How will motorists know about the increase in the PCN charge?

This proposed increase will only be noticed by repeat offenders and those who had received a PCN relatively recently before the increase. It will not register with the majority of all other motorists who only get the occasional PCN every now and then? I suspect most motorists who get a PCN just pay up within the discount period either because they don’t have the time to contest it (even if there is a valid reason to do so) and/or don’t have the knowledge/confidence to do so. Therefore, for those motorists who do pay up during the discounted period it will mean paying £80 rather than £65. Do you honestly think that as motorists drive around they will have the thought of that extra £15 uppermost in their mind – would you? And therefore, increasing the cost of the PCN will not have any significant impact on driver behaviour – just as it hasn’t done in the past.

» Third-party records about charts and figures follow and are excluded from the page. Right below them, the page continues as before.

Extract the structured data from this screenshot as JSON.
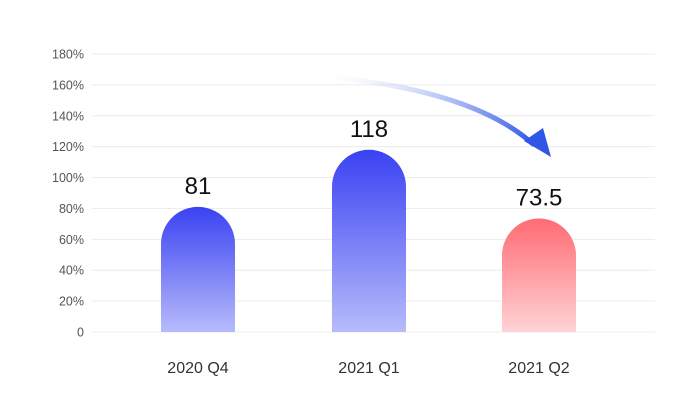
{
  "chart_data": {
    "type": "bar",
    "categories": [
      "2020 Q4",
      "2021 Q1",
      "2021 Q2"
    ],
    "values": [
      81,
      118,
      73.5
    ],
    "data_labels": [
      "81",
      "118",
      "73.5"
    ],
    "ylim": [
      0,
      180
    ],
    "yticks": [
      0,
      20,
      40,
      60,
      80,
      100,
      120,
      140,
      160,
      180
    ],
    "ytick_labels": [
      "0",
      "20%",
      "40%",
      "60%",
      "80%",
      "100%",
      "120%",
      "140%",
      "160%",
      "180%"
    ],
    "grid": true,
    "legend": "none",
    "bar_colors": {
      "blue_top": "#3A42F2",
      "blue_bottom": "#B7BBFB",
      "red_top": "#FF6B73",
      "red_bottom": "#FFD3D6"
    },
    "arrow_color": "#2F56E6"
  }
}
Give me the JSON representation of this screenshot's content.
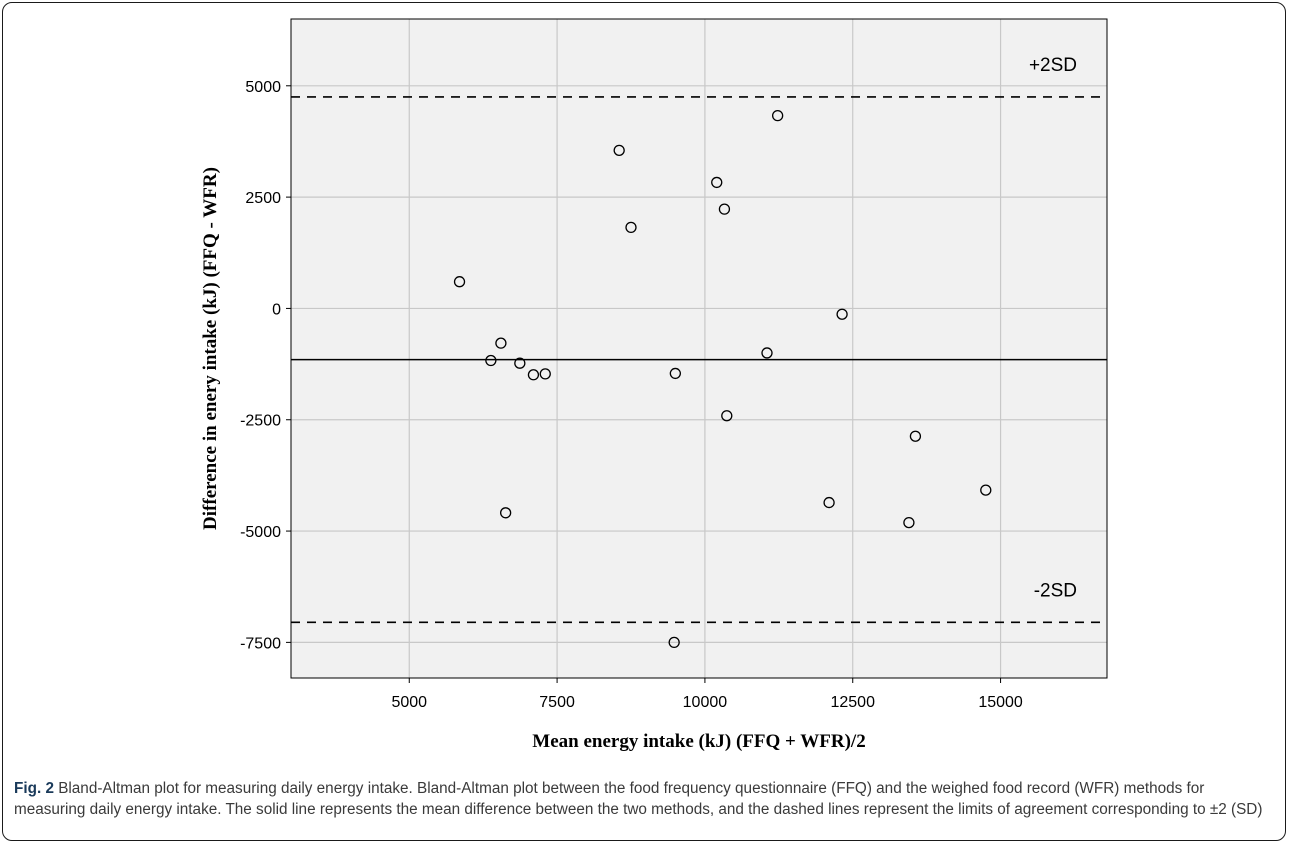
{
  "chart_data": {
    "type": "scatter",
    "xlabel": "Mean energy intake (kJ) (FFQ + WFR)/2",
    "ylabel": "Difference in enery intake (kJ) (FFQ - WFR)",
    "xlim": [
      3000,
      16800
    ],
    "ylim": [
      -8300,
      6500
    ],
    "x_ticks": [
      5000,
      7500,
      10000,
      12500,
      15000
    ],
    "y_ticks": [
      -7500,
      -5000,
      -2500,
      0,
      2500,
      5000
    ],
    "grid": true,
    "points": [
      {
        "x": 5850,
        "y": 600
      },
      {
        "x": 6380,
        "y": -1170
      },
      {
        "x": 6550,
        "y": -780
      },
      {
        "x": 6630,
        "y": -4590
      },
      {
        "x": 6870,
        "y": -1230
      },
      {
        "x": 7100,
        "y": -1490
      },
      {
        "x": 7300,
        "y": -1470
      },
      {
        "x": 8550,
        "y": 3550
      },
      {
        "x": 8750,
        "y": 1820
      },
      {
        "x": 9480,
        "y": -7500
      },
      {
        "x": 9500,
        "y": -1460
      },
      {
        "x": 10200,
        "y": 2830
      },
      {
        "x": 10330,
        "y": 2230
      },
      {
        "x": 10370,
        "y": -2410
      },
      {
        "x": 11050,
        "y": -1000
      },
      {
        "x": 11230,
        "y": 4330
      },
      {
        "x": 12100,
        "y": -4360
      },
      {
        "x": 12320,
        "y": -130
      },
      {
        "x": 13450,
        "y": -4810
      },
      {
        "x": 13560,
        "y": -2870
      },
      {
        "x": 14750,
        "y": -4080
      }
    ],
    "mean_line": -1150,
    "upper_limit": 4750,
    "lower_limit": -7050,
    "upper_label": "+2SD",
    "lower_label": "-2SD"
  },
  "caption": {
    "fig_label": "Fig. 2",
    "text": " Bland-Altman plot for measuring daily energy intake. Bland-Altman plot between the food frequency questionnaire (FFQ) and the weighed food record (WFR) methods for measuring daily energy intake. The solid line represents the mean difference between the two methods, and the dashed lines represent the limits of agreement corresponding to ±2 (SD)"
  }
}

Finally, I would just like to say a few words about:
The Appeals Process

If you are going to reform the PCN amount then, to be fair, the appeals process ought to be reformed. At present the motorist can make an initial appeal to TfL (if he/she has time) within a certain time limit. If TfL refuses that appeal the driver still has the same time limit available (from the date of the refusal) to pay at the discounted rate. BUT although the driver has the right to then appeal to the independent tribunal (PATAS) the driver then runs the risk of losing the option to pay at the discounted rate should the driver lose his appeal at PATAS. This is obviously a disincentive to make an appeal to PATAS. Only a relatively small minority have the time/confidence to make an appeal to PATAS so it is not fair that the driver should lose his right to the discounted amount of the PCN if he/she loses at PATAS.
If the driver wins at PATAS it means that the PCN should not have been issued in the first place and it also means that the appeal should have been allowed by TfL at the initial appeal. Therefore, if the motorist is successful at PATAS it means that he/she has had to go to a lot of trouble to prove their innocence (from a position of guilt). Therefore, to be even-handed the risk should not just be on the motorist for taking the appeal to PATAS but there should also be some financial risk on TfL for refusing the initial appeal. Therefore, an amount equal to the discount amount of the PCN should be payable to the motorist if it is paid within the same time period that is allowed for a motorist to pay TfL at the discounted rate. If it isn’t paid within this time period then the full amount of the PCN should be paid to the motorist and if it still isn’t paid during a further time period then the amount payable to the motorist should be increased by 50%. In other words, if the motorist is successful at PATAS the same rules should apply to TfL as apply to the motorist. Just as the threat of a PCN is a deterrent to an errant motorist then a financial penalty should be a deterrent for issuing and then not cancelling an unfair PCN.

Neil B
Already a thread somewhere.
Well done !
Of course as it is consultation they can completely ignore everything submitted, and in truth this consultation is a box-ticking exercise so they can say they have done it. The truth of the matter is that the comments made in this submission about TfL funding is the real issue. Where is the buses subsidy to come from now that government funding has been reduced ? Yes, the motorist. I personally think TfL is a rather immoral organisation, and this really does confirm that. No matter how trivial the offence a PCN is issued. This cannot be on any other basis other than getting the dosh in. All other councils in Great Britain seem to manage OK on half the TfL penalty. What is sauce for the goose is sauce for the gander.

Have your say closes tomorrow 10 November!